Arguably the most unpleasant and least empathetically understood periods in the life of people in government positions are known as the “lame duck” session. This is the time after a person’s replacement has been hired but before the new official takes office. Not much longer than a couple months compose this period. Of course, most politicians are lame ducks in that they aren’t very exciting and are odd people to have chosen such a path for their lives. But, the technical lameness of these ducks refers to their inability to cause any change in their remaining time, rendering them rather powerless. While this experience seems distantly tucked away in state and national capitals, as we go through life, similar lame duck phases come and go with the tidal advances and regressions through which many people in our society undoubtedly go.
The last few months of my final spring semester at JCU are assailing with innumerable new scenarios which I had never before considered would be issues in the closing months of college. In a couple weeks, The Carroll News staff will vote a new editor in chief into his or her position. Coinciding with this change will be the appointment of a managing editor and new section editors taking charge of each part of the newspaper in the footsteps of the graduating seniors.

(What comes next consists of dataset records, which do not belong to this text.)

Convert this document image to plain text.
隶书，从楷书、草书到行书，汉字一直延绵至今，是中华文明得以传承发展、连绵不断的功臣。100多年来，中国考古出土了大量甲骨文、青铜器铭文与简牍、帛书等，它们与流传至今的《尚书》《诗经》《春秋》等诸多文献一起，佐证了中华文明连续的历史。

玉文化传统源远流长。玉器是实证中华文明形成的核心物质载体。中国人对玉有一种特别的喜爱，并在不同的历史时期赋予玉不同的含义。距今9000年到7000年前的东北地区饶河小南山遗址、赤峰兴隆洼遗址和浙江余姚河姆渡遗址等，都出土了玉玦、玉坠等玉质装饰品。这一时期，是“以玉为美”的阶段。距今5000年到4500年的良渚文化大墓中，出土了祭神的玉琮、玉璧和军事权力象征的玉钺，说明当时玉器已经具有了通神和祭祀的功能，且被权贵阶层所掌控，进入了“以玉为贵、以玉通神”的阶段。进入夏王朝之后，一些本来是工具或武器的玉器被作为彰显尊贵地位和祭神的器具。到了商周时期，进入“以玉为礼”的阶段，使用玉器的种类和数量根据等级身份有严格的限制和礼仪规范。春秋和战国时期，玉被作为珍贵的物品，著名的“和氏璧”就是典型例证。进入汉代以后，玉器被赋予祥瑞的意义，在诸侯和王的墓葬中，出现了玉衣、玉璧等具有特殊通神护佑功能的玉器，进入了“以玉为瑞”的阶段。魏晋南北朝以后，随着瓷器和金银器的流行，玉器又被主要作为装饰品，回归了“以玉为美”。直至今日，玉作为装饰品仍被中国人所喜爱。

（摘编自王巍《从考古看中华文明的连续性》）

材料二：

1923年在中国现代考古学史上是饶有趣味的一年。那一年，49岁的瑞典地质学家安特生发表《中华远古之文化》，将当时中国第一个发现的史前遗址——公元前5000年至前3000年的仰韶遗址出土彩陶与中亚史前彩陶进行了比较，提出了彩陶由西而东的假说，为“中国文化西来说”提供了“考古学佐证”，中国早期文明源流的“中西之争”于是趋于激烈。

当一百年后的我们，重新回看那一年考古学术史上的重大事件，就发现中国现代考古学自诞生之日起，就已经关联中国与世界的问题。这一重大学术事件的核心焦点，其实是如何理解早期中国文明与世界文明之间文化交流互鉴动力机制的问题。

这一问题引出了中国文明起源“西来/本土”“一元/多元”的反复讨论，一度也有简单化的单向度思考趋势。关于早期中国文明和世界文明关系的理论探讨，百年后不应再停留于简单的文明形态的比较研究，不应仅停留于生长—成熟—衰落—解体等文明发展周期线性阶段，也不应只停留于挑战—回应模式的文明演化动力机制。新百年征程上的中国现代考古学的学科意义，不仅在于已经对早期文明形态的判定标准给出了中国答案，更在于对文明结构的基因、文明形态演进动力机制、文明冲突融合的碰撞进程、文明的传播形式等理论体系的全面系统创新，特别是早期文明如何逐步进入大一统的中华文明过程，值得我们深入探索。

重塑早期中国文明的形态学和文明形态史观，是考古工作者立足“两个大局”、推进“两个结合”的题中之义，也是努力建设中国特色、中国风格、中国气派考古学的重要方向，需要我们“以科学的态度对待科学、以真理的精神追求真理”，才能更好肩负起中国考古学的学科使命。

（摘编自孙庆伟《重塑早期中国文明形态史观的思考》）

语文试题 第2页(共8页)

Having held the position of assistant and editor of the Op/Ed and Editorial sections longer than anyone of the past six years (to my knowledge), it’s unsettling to ponder the time when I will no longer oversee every word put on pages 17, 18 and 19 of the paper; a time when I won’t have to press my mind for ideas every week on what topic to write 600 to 800 words of a column that will most likely be read by very few. In four weeks and two columns, the moustached columnist picture will lose its personal context and be stowed away in the archive bins and file cabinets of the other issues of the past 88 years.
A situation more immediate and persistent, repeatedly kicking me in the face with its energy legs at least once a week for the past several months is the lame duck circumstance of my collegiate running career. The freshman distance squad we brought in at the beginning of the year came into college with faster times in some distances than I had achieved in my three more years of experience. At the Indoor OAC Championships this past weekend, our team’s second-place finish was enabled by many points scored by freshmen and sophomores on the team, while I earned zero.
Aside from quantitatively based achievements, there is no “next year” to which my current training will contribute a strength base. Surely, I can continue to race my entire life. But, nothing will ever be like being on a collegiate team and aspiring to qualify for the national championship or, as I call it, “the great dance.” There are two months left of collegiate racing, and, like congressional or presidential counterparts, there doesn’t seem to be much time to fully harness the benefits from the training I do from now on. Each day, I see sprightly springiness in their legs, untarnished by years of perhaps too much unilateral mileage and too little quick-twitch quality.
Neither of these situations bring about fear for the future of either organization. The Op/Ed and Editorial sections will most likely be left in the quick-learning and creatively capable hands of Grace Kaucic (who I see grow more adept with each issue) and the established skills of Clara Richter, upon her return from Ireland. The cross country and track programs now have runners whose talents exceed those of the current seniors two-fold. There are a handful of young-guns, like junior Chuck Mulé, sophomores Johnny Honkala, Tadgh Karski and John Cameron and freshmen Pat O’Brien and Matt Chojnacki, who have many times the focus and drive I have and are more capable of redeeming my vacant captainship at the end of this season than I was when first acquiring it.
Assuredly, such experiences are likely to reoccur later in life when on the job I train a young kid, fresh out of college for the job I might have held for years. Technology will most likely advance without minding the people it’s leaving in its wake, struggling to keep up in their older years.
What is one supposed to think of being replaced, of the world moving on without them? Of this, I am not certain. One begins to question the purpose of their life and things toward which he or she has striven. Perhaps the only comfort to be gained from being superseded is the role one has had in advancing the situation that person leaves behind. The Op/Ed and Editorial sections have gotten more precise and tenacious in its commentary than in years past. The JCU cross country and track and field teams have grown from a bunch of goons in gold to a formidable force in the conference, region and nation.
Though I feel my relevance in the JCU community is being rapidly phased out, I feel that I leave it at a better point than it was when I came in and in better hands than my own.